Since that initial sell off, markets have seen two further phases.

Braje says: “Next came discrimination, when some credits stabilized but others continued to widen. Then in the past six to eight weeks we have seen a clear reversion trend.

“Spreads, for example, on European investment grade have come down and spread differences between correlated pairs have also reduced. In emerging markets, overall spreads are still much higher than they were, but we have seen a reversion in spread differences and more normalized relative value.”

What follows?

It’s always so hard to make predictions, especially about the future.

Really big data

Incubated within ING, where it developed a prototype for the bank’s own credit traders, Katana provides artificial intelligence analysis of market price data across 10,000 emerging market and European investment grade bonds, scanning 40 million potential pairs most of which are not usually linked in buy and sell trades.

It combines this with unstructured data, for example from dealers’ records of filled and unfilled requests for quotes from investors.

Katana was spun out in November 2019. ING Ventures is just one minority shareholder.

Katana’s algorithms now provide trade ideas to some of the world’s largest asset managers including insurance companies and pension funds across the US, Europe and UK.

The firm has also opened its platform to subscribers from some of the large sell-side firms.

This is very much a human-in-the-loop application designed to enhance the expertise of the portfolio manager or trader 

 - Santiago Braje, Katana

Braje, who founded the business when he headed global credit trading for ING, explains why it made sense to scale it as an independent.

“As a single dealer, you are somewhat constrained in only taking unstructured data from what your own traders see and hear,” he says. “Outside, we have access to much wider pools of data.”

The firm is close to announcing a new data partnership, which Braje says will expand its coverage to 130,000 corporate, sovereign, government and agency bonds across investment grade and high yield.

That gives it correlations to map between 500 million potential pairs, now covering the US credit markets and Asia-Pacific, as well as Europe and emerging markets.

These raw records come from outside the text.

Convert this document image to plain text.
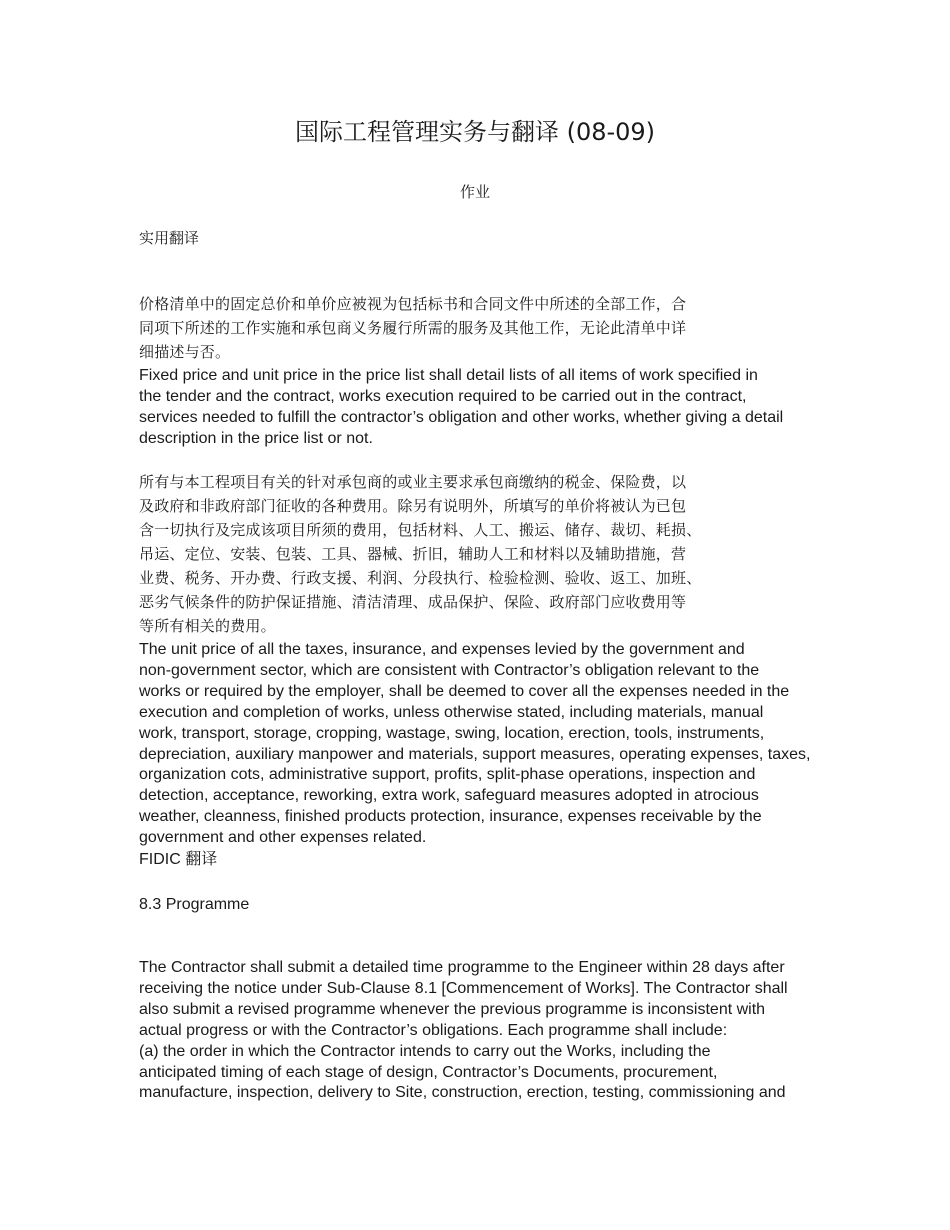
国际工程管理实务与翻译 (08-09)
作业
实用翻译
价格清单中的固定总价和单价应被视为包括标书和合同文件中所述的全部工作，合
同项下所述的工作实施和承包商义务履行所需的服务及其他工作，无论此清单中详
细描述与否。
Fixed price and unit price in the price list shall detail lists of all items of work specified in
the tender and the contract, works execution required to be carried out in the contract,
services needed to fulfill the contractor’s obligation and other works, whether giving a detail
description in the price list or not.
所有与本工程项目有关的针对承包商的或业主要求承包商缴纳的税金、保险费，以
及政府和非政府部门征收的各种费用。除另有说明外，所填写的单价将被认为已包
含一切执行及完成该项目所须的费用，包括材料、人工、搬运、储存、裁切、耗损、
吊运、定位、安装、包装、工具、器械、折旧，辅助人工和材料以及辅助措施，营
业费、税务、开办费、行政支援、利润、分段执行、检验检测、验收、返工、加班、
恶劣气候条件的防护保证措施、清洁清理、成品保护、保险、政府部门应收费用等
等所有相关的费用。
The unit price of all the taxes, insurance, and expenses levied by the government and
non-government sector, which are consistent with Contractor’s obligation relevant to the
works or required by the employer, shall be deemed to cover all the expenses needed in the
execution and completion of works, unless otherwise stated, including materials, manual
work, transport, storage, cropping, wastage, swing, location, erection, tools, instruments,
depreciation, auxiliary manpower and materials, support measures, operating expenses, taxes,
organization cots, administrative support, profits, split-phase operations, inspection and
detection, acceptance, reworking, extra work, safeguard measures adopted in atrocious
weather, cleanness, finished products protection, insurance, expenses receivable by the
government and other expenses related.
FIDIC 翻译
8.3 Programme
The Contractor shall submit a detailed time programme to the Engineer within 28 days after
receiving the notice under Sub-Clause 8.1 [Commencement of Works]. The Contractor shall
also submit a revised programme whenever the previous programme is inconsistent with
actual progress or with the Contractor’s obligations. Each programme shall include:
(a) the order in which the Contractor intends to carry out the Works, including the
anticipated timing of each stage of design, Contractor’s Documents, procurement,
manufacture, inspection, delivery to Site, construction, erection, testing, commissioning and
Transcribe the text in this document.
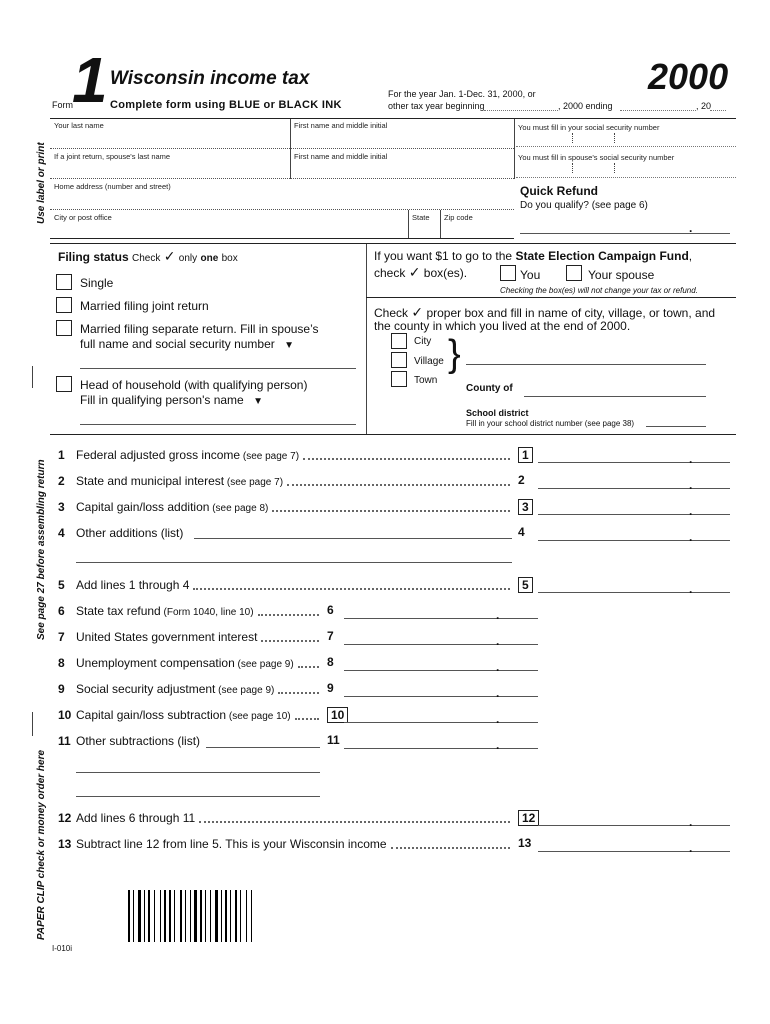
Form 1 Wisconsin income tax
Complete form using BLUE or BLACK INK
For the year Jan. 1-Dec. 31, 2000, or
other tax year beginning	, 2000 ending	, 20
2000
Use label or print
See page 27 before assembling return
PAPER CLIP check or money order here
Your last name	First name and middle initial	You must fill in your social security number
If a joint return, spouse's last name	First name and middle initial	You must fill in spouse's social security number
Home address (number and street)
City or post office	State Zip code
Quick Refund
Do you qualify? (see page 6)
.
Filing status Check ✓ only one box
Single
Married filing joint return
Married filing separate return. Fill in spouse’s
full name and social security number ▼
Head of household (with qualifying person)
Fill in qualifying person's name ▼
If you want $1 to go to the State Election Campaign Fund,
check ✓ box(es).	You	Your spouse
Checking the box(es) will not change your tax or refund.
Check ✓ proper box and fill in name of city, village, or town, and
the county in which you lived at the end of 2000.
City
Village
Town
}
County of
School district
Fill in your school district number (see page 38)
1 Federal adjusted gross income (see page 7)	1	.
2 State and municipal interest (see page 7)	2	.
3 Capital gain/loss addition (see page 8)	3	.
4 Other additions (list)	4	.
5 Add lines 1 through 4	5	.
6 State tax refund (Form 1040, line 10)	6	.
7 United States government interest	7	.
8 Unemployment compensation (see page 9)	8	.
9 Social security adjustment (see page 9)	9	.
10 Capital gain/loss subtraction (see page 10)	10	.
11 Other subtractions (list)	11	.
12 Add lines 6 through 11	12	.
13 Subtract line 12 from line 5. This is your Wisconsin income	13	.
I-010i
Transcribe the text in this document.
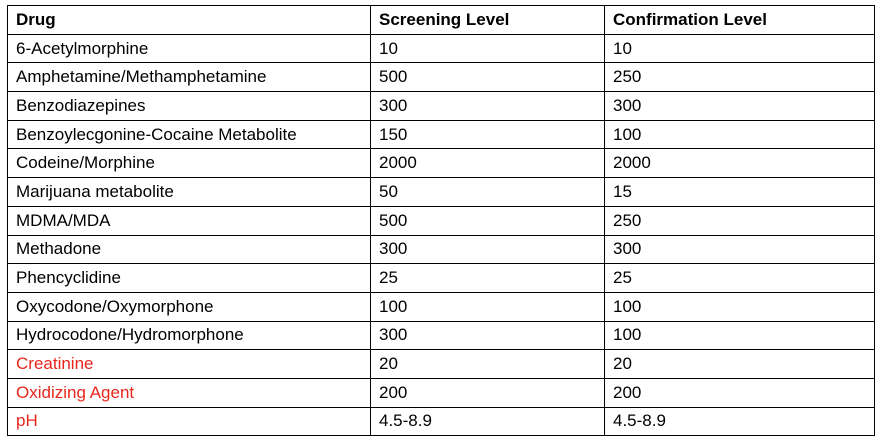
Drug	Screening Level	Confirmation Level
6-Acetylmorphine	10	10
Amphetamine/Methamphetamine	500	250
Benzodiazepines	300	300
Benzoylecgonine-Cocaine Metabolite	150	100
Codeine/Morphine	2000	2000
Marijuana metabolite	50	15
MDMA/MDA	500	250
Methadone	300	300
Phencyclidine	25	25
Oxycodone/Oxymorphone	100	100
Hydrocodone/Hydromorphone	300	100
Creatinine	20	20
Oxidizing Agent	200	200
pH	4.5-8.9	4.5-8.9
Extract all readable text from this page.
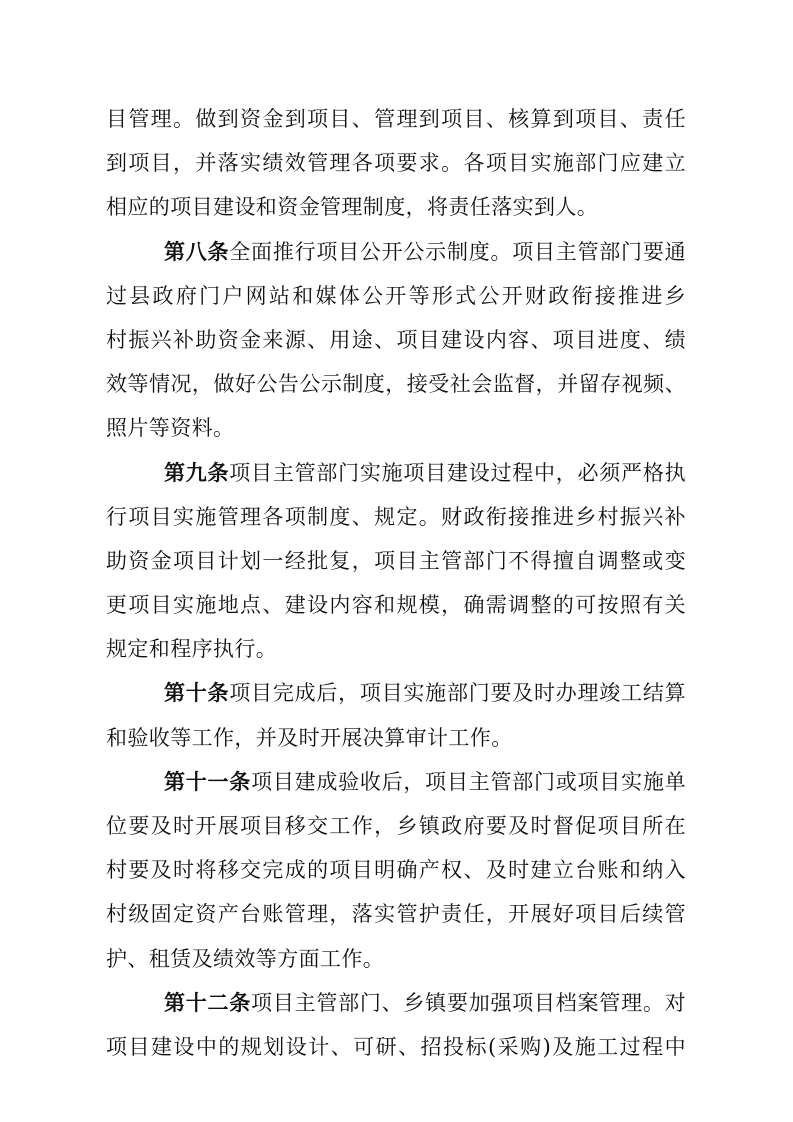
目管理。做到资金到项目、管理到项目、核算到项目、责任
到项目，并落实绩效管理各项要求。各项目实施部门应建立
相应的项目建设和资金管理制度，将责任落实到人。
第八条全面推行项目公开公示制度。项目主管部门要通
过县政府门户网站和媒体公开等形式公开财政衔接推进乡
村振兴补助资金来源、用途、项目建设内容、项目进度、绩
效等情况，做好公告公示制度，接受社会监督，并留存视频、
照片等资料。
第九条项目主管部门实施项目建设过程中，必须严格执
行项目实施管理各项制度、规定。财政衔接推进乡村振兴补
助资金项目计划一经批复，项目主管部门不得擅自调整或变
更项目实施地点、建设内容和规模，确需调整的可按照有关
规定和程序执行。
第十条项目完成后，项目实施部门要及时办理竣工结算
和验收等工作，并及时开展决算审计工作。
第十一条项目建成验收后，项目主管部门或项目实施单
位要及时开展项目移交工作，乡镇政府要及时督促项目所在
村要及时将移交完成的项目明确产权、及时建立台账和纳入
村级固定资产台账管理，落实管护责任，开展好项目后续管
护、租赁及绩效等方面工作。
第十二条项目主管部门、乡镇要加强项目档案管理。对
项目建设中的规划设计、可研、招投标(采购)及施工过程中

“This really is big data,” he says.

Braje adds: “We have also significantly improved the algorithm, which has had enormous volumes of new data to learn from that we have been interacting with in real time. At the core, it accurately identified dislocations and we are now releasing a major upgrade which is even more accurate.”

Manusa dina loop

Perhaps counter-intuitively for the chief executive of a machine-learning fintech, Braje stresses that algos are simply a tool to help portfolio managers, not a replacement for them.

“This is very much a human-in-the-loop application designed to enhance the expertise of the portfolio manager or trader,” he says.

“The algo is very good at processing huge amounts of data at high speed and spotting patterns, but that’s only one element to investment decisions. It can’t understand the wider market context, particular credit fundamentals or the background macro picture. The portfolio manager brings all that.”

Katana has upgraded the platform to allow for greater customization so that individual subscribers can load their own watchlists of bonds that are already in their portfolios or that fit their particular investment mandates and that they are interested in.

“They can do that securely without us or anyone else seeing their watchlists,” Braje says.

There’s always a next step. Beyond the new data-partnership now being finalized, what is Katana’s?

“Our next focus will be on liquidity, which is very important for our investor clients,” Braje says. “Recent events have brought the constraints on liquidity even more to the fore. The debt market has doubled in size in the last 10 years and is now growing fast, while dealer inventories have shrunk.”

Integrating real-time liquidity data into the discovery of trade ideas might transform the efficiency of the whole process.

Braje says: “We are in discussions with multiple other parties, both data providers and trading venues, over potential integrations and partnerships.”